With Lawrence in the hospital with a broken leg, his nephew Daniel takes advantage by tricking his uncle to sign over power of attorney, in the hopes of putting his house up for sale. Suspicious of Daniel's intentions, Thunder alerts Lawrence's automatons. When Daniel returns to his uncle's magic trunk home, he brings along two possible buyers for the property. Desperate, Thunder gets Carlo and Carla to dive bomb and splatter poop on them to attempt to deter and prevent the house from being sold. Meanwhile, once out of the trunk, Jack (who broke his leg in the accident) and Maggie convince the automatons (except Edison) of Thunder's guilt in causing the accident despite Thunder trying to tell the truth. He hopes Carlo and Carla will prove his innocence, which fails when they are intimidated by Jack. Nevertheless, Thunder manages to convince everyone that they need him to save the house since Daniel is proven to be severely allergic to cats. They allow him to stay but lock him in a birdcage. The next possible buyer, the Chihuahua's owner, is also driven away but not before the Chihuahua can rescue Thunder. In a misunderstanding, Daniel is assumed to be harming her dog, whilst attempting to trap the cat. Later, Thunder visits Lawrence at the hospital and is pleased to discover Lawrence never blamed him after all. Thunder returns home and the inhabitants of the house have meanwhile driven two more buyers away believing the house to be haunted. When Jack and Maggie again try to exile Thunder.

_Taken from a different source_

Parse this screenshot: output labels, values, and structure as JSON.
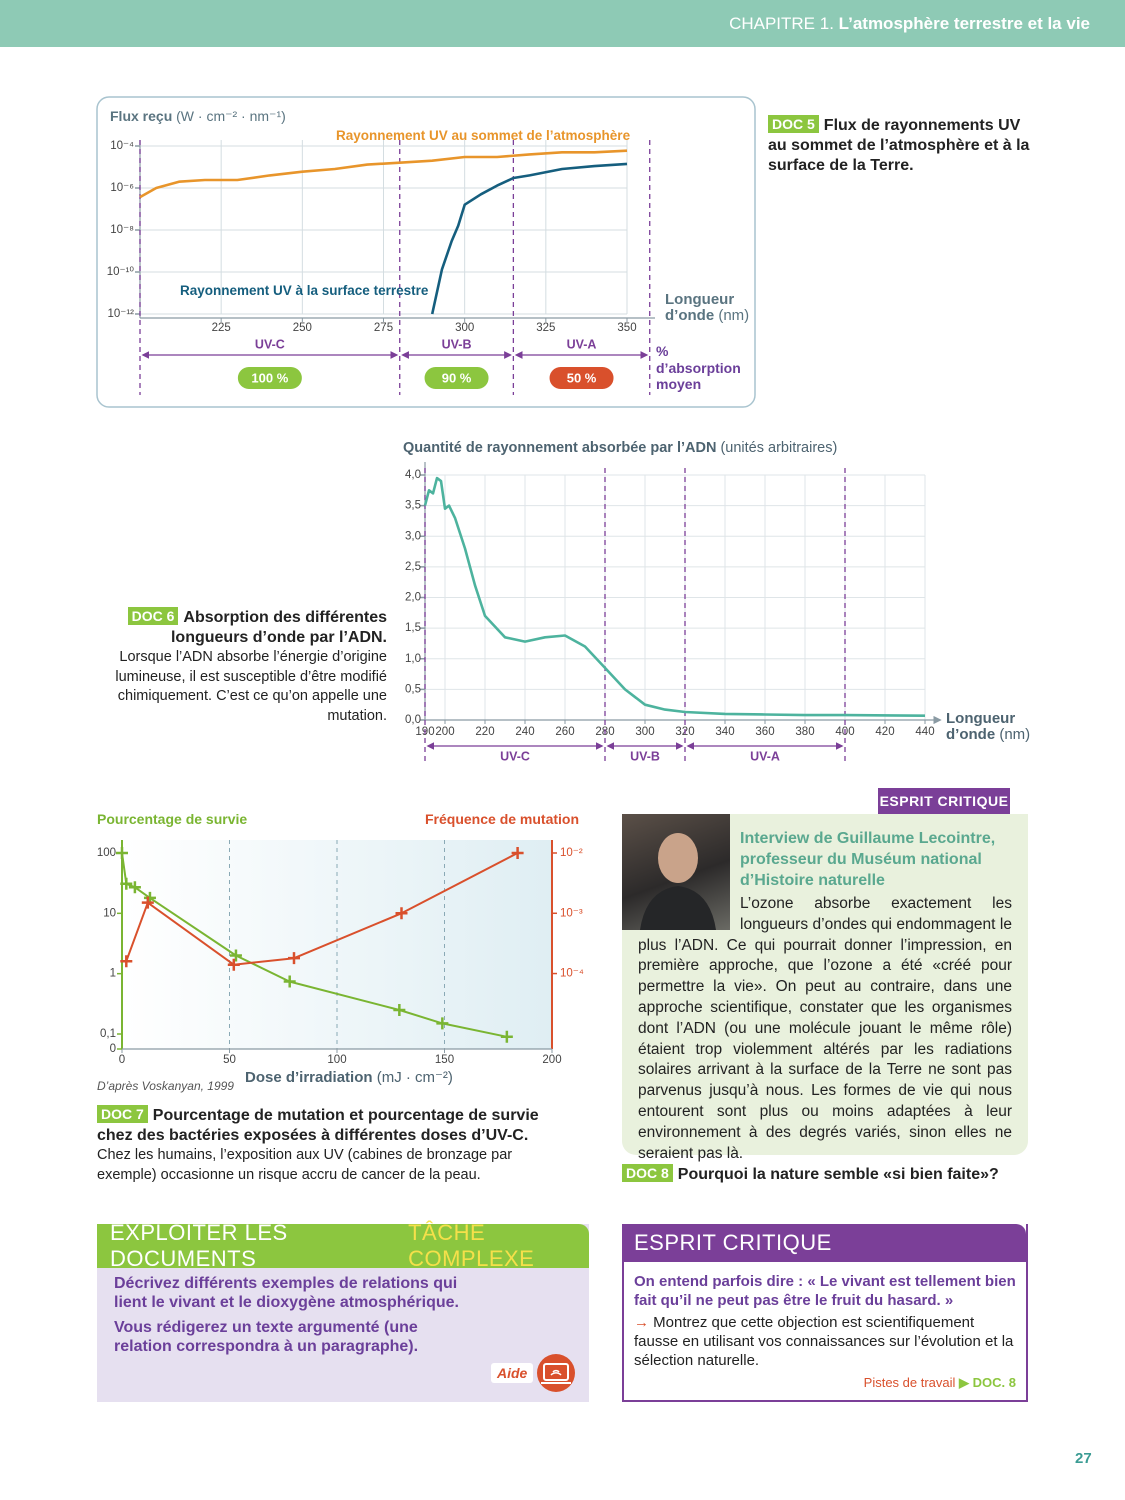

When Lawrence rushes back from the hospital with the help of some of the children he met there and finds his nephew swinging a wrecking ball, he finally discovers Daniel's true colors. Meanwhile, Jack is stuck midway in the cat-flap of the front door, as Thunder attempts to save all the automatons from getting crushed. When he saves Maggie's life, Thunder finally earns the mouse's respect and friendship. They band together and use Daniel's cat allergy against him until he ends up wrecking balling his beloved car instead. Lawrence orders Daniel to make repairs to the house. Thunder is finally accepted as a member of the family by Jack and Maggie. When Lawrence recovers from his injuries, he returns to entertaining children with his magic shows, in which Thunder now has his starring part alongside Jack and Maggie. Thunder is finally happy to have a family that appreciates him and his Chihuahua friend seeing them all having so much fun attempts to get himself "an audition" to get recruited as part of the team.

In a post-credit scene, Daniel is attempting to convince a new client to sell her house and move to a retirement home but soon learns that she has many, many cats and sneezes violently.

==Voice cast==
- Brianne Siddall (credited as Murray Blue) as Thunder / Dylan
- George Babbit as Jack / Carlo / Zoltar
- Cinda Adams as Nurse Baxter
- Kathleen Browers as Carla
- Joey Camen as Chihuahua
- Grant George as Daniel
- Shanelle Gray as Maggie
- Nina Grillo as Audrey
- Kyle Hebert as Mark Matthews
- Goldie Jonsie as Old Lady
- Kendra Leif as Lasondra
- Joey Lotsko as Mr. Eames
- Millie Mup as Mrs. Eames
- Will Parks as Mike Matthews
- Sage Sommer as Izzy
- Michael Sorich as Crane Operator
- Doug Stone as Lawrence Savile
- Joseph W. Terry as Reggie Willis

==Reception==
===Critical response===
On Rotten Tomatoes, the film has a score of 73% based on reviews from 30 critics, with an average rating of 5.97/10. The website's critics consensus reads: "Thunder and the House of Magic lacks real narrative depth, but its visual splendor offers sufficient compensation for younger viewers." At Metacritic, which assigns a weighted average score out of 100 to reviews from mainstream critics, the film received an average score of 47 based on 13 reviews, indicating "mixed or average reviews".

===Box office===
The film grossed $64,193,114 overseas outside of North America as well as $4,091 within it for a combined gross of $64,197,205.